The distinguished scholar Joya Chatterji, Lecturer in History of Modern South Asia at Cambridge and Fellow of Trinity College, established in her widely acclaimed work Bengal Divided the communal divide that afflicted the province. Its subtitle was “Hindu Communalism and Partition, 1932-1947” (Cambridge University Press, 1995). The present work is, in a sense, a follow-up to the earlier one and reflects the same qualities of stupendous research and rigorous analysis. She belongs to a very small band of scholars in South Asia whose commitment to the truth is not overcome by false notions of “patriotism” or by communal bias. She explains the rationale behind the partition of India, and in particular of Bengal, and its consequences. Concentration on the partition of Punjab led to the neglect of the fate of Bengal. As with the partition of India, the advocates of Bengal’s partition lived to face the consequences of their miscalculations. She writes with wit and verve.

Earlier, in an article on the boundary award by Cyril Radcliffe, Joya Chatterji exposed the follies and worse of the two commissions over which he presided to demarcate the boundaries of the divided provinces of Bengal and Punjab (“The Fashioning of a Frontier”; Modern Asian Studies; 33(1) 1999; pages 185-242).

To this day, not a single Pakistani writer has dared or cared to question Jinnah’s preference of Radcliffe, a British conservative lawyer, to an impartial three-member commission comprising judges from other countries. By June 1947, Jinnah’s relations with Mountbatten had deteriorated steeply. The Radcliffe Report accepted many of the Congress’ claims in Bengal and was unfair to Pakistan, as Professor R.J. Noore has documented (Making the New Common wealth; Clarendon Press, Oxford; 1987; pages 27 and 37).

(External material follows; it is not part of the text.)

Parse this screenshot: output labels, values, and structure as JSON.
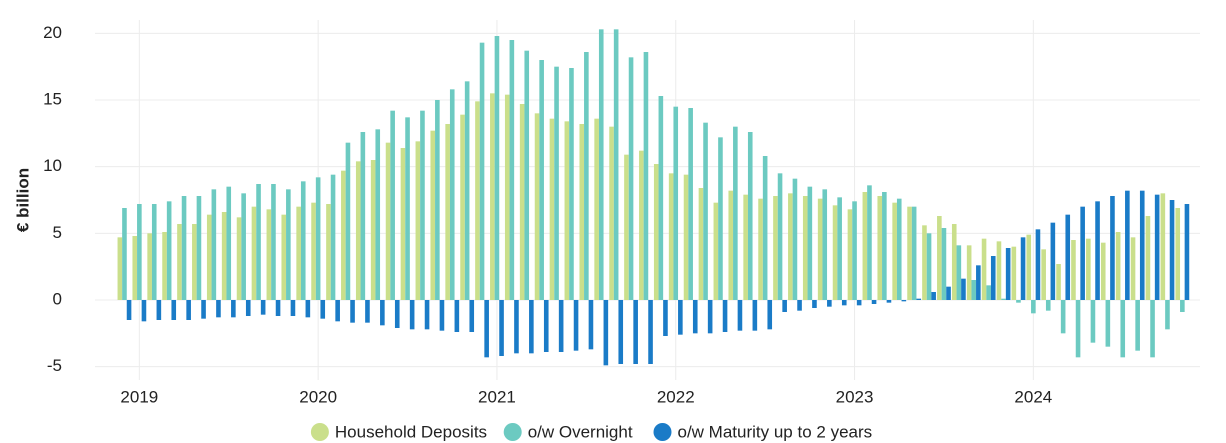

Suhrawardy-Sarat Bose Plan

The Congress and the Hindu Mahasabha opposed the Suhrawardy-Sarat Bose Plan for a United Bengal, which Jinnah accepted in a talk with Mountbatten on April 26, 1947. Gandhi prescribed impossible curbs which he would have rejected for the Central government. On May 27, 1947, Mountbatten’s Principal Secretary Eric Mieville “asked him [Nehru] how he viewed the discussions now going on about an independent Bengal. He reacted strongly and said there was no chance of the Hindus there agreeing to put themselves under permanent Muslim domination which was what the proposed agreement really amounted to. He did not, however, rule out the possibility of the whole of Bengal joining up with Hindustan [sic.]” (Selected Works of Jawaharlal Nehru; Second Series, Volume 2; page 182).

This writer has attempted an essay on the move for United Bengal (“United Bengal Plan: Pipe Dream or Missed Opportunity” in The Partition in Retrospect edited by Amrik Singh, Anamika Publishers & Distributors, 2000). The subject awaits scholarly attention which only scholars like Joya Chatterji can bestow.

On one point this writer disagrees with the author. She holds that the “flaws in the Cabinet Mission plan of 16 May 1946 drove the Congress leadership to look to partition as the solution”. There was more to it than that as K.M. Munshi noted (Pilgrimage to Freedom; Volume 1; page 103). He reproduced Vallabhbhai’s letter written the next day extolling the Plan, which ruled out Pakistan in any shape or form, and remarked: “It was evident that Sardar was prepared to pay a price for averting the partition of the country, and was willing to share power with the Muslim League”. That very day, May 17, Gandhi voiced his reservations and set the line that the Congress disastrously followed.